SEOUL — Japanese Prime Minister Shinzo Abe is so unpopular in South Korea than even North Korean leader Kim Jong Un rated better in a recent poll.
Abe’s Dec. 26 visit to the Yasukuni Shrine, which honors Japan’s war dead, has plunged bilateral relations to a low point. A survey by the Asan Institute for Policy Studies, conducted the week after Abe’s visit, found that only 1.2 percent of respondents held a favorable opinion of the prime minister, compared with 1.9 percent for Kim.
Meanwhile, an overwhelming majority of South Koreans — 86.9 percent — now view Korea-Japan relations as “bad,” with little difference in opinion due to age or political ideology, according to another Asan poll conducted Dec. 29-31. More than half of the 1,000 respondents expect relations to deteriorate further.
The dispute between two key U.S. allies was reportedly a topic of discussion during a meeting between South Korean Foreign Minister Yun Byung-se and U.S. Secretary of State John Kerry earlier this week in Washington.
To the disappointment of many South Koreans, Kerry did not address the Yasukuni visit during a news conference after the meeting, though Yun said the two “recognized the growing uncertainty pervading Northeast Asia in recent times.”
“In particular, I pointed out that historical issues stand in the way of reconciliation and cooperation in this region, and I emphasized the need for sincere actions,” Yun said in an apparent reference to Tokyo.
Japan’s brutal colonization of the Korean peninsula and occupation of China before and during World War II still remain sore points with its neighbors, who believe Tokyo has not fully acknowledged its wrongdoings.

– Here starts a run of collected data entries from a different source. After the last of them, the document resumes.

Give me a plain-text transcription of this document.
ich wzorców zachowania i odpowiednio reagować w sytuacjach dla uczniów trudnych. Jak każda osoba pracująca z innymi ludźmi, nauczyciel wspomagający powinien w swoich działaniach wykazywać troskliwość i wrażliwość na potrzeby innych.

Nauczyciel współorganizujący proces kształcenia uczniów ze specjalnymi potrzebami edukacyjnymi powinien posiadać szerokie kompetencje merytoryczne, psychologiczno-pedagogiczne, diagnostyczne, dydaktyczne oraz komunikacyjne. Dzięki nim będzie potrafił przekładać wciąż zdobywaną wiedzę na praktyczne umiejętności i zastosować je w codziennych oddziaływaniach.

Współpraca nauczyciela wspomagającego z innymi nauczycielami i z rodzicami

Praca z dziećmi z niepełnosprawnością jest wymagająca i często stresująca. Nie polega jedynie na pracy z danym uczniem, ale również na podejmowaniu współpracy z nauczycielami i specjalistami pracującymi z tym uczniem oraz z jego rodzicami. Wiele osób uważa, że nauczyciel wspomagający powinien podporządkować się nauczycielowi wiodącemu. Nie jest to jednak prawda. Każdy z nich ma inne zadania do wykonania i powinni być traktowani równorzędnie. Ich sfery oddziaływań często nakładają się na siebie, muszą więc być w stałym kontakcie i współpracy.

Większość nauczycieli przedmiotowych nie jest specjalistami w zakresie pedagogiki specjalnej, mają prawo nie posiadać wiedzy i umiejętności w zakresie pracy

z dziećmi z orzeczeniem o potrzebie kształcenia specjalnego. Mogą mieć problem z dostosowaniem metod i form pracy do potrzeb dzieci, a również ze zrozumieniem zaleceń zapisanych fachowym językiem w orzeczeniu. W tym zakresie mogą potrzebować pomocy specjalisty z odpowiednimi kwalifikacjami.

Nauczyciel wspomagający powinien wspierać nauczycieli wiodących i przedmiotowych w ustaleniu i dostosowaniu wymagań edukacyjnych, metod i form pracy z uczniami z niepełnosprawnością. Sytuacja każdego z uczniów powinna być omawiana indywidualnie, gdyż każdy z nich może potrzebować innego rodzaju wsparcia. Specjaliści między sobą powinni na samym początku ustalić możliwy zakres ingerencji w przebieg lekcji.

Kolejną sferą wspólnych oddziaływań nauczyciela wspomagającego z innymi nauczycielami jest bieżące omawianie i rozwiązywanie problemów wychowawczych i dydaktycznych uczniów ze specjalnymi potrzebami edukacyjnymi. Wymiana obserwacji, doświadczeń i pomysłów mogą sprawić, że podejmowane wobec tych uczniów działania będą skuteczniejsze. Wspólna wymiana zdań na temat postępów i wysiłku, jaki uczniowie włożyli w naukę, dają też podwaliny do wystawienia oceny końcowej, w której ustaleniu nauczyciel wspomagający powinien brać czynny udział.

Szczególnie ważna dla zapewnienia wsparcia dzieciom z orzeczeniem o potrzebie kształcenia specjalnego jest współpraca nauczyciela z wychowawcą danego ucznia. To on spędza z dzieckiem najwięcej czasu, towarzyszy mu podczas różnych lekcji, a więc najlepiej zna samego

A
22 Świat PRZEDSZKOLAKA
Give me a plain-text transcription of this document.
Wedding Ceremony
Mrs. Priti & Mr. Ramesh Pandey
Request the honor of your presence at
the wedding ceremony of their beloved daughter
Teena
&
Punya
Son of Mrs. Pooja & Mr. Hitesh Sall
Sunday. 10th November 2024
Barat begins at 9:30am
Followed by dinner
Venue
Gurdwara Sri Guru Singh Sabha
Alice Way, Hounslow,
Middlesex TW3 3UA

Tokyo’s possible expansion of the role of its defense-only forces has raised eyebrows in South Korea, where some believe Japan is returning to its militaristic past and could someday pose a threat to the region.
Forty-two percent of respondents said the Seoul-Tokyo dispute over ownership of the Dokdo islets, called Takeshima in Japan, is the most important issue hurting the relationship, according to Asan. Thirty-three percent cited Japan’s “distortion” of history, followed by the forced sexual slavery of Korean women during the Japanese occupation at 13.8 percent.
The survey also showed somewhat disparate attitudes toward Beijing, with nearly two-thirds believing security cooperation with Japan would be necessary if China continues its rise. However, 74.5 percent said Seoul should cooperate with China to resolve historical grievances with Tokyo.
The survey also found that support for a Japan-South Korea summit had dropped by 8.6 percentage points since September to 49.5 percent.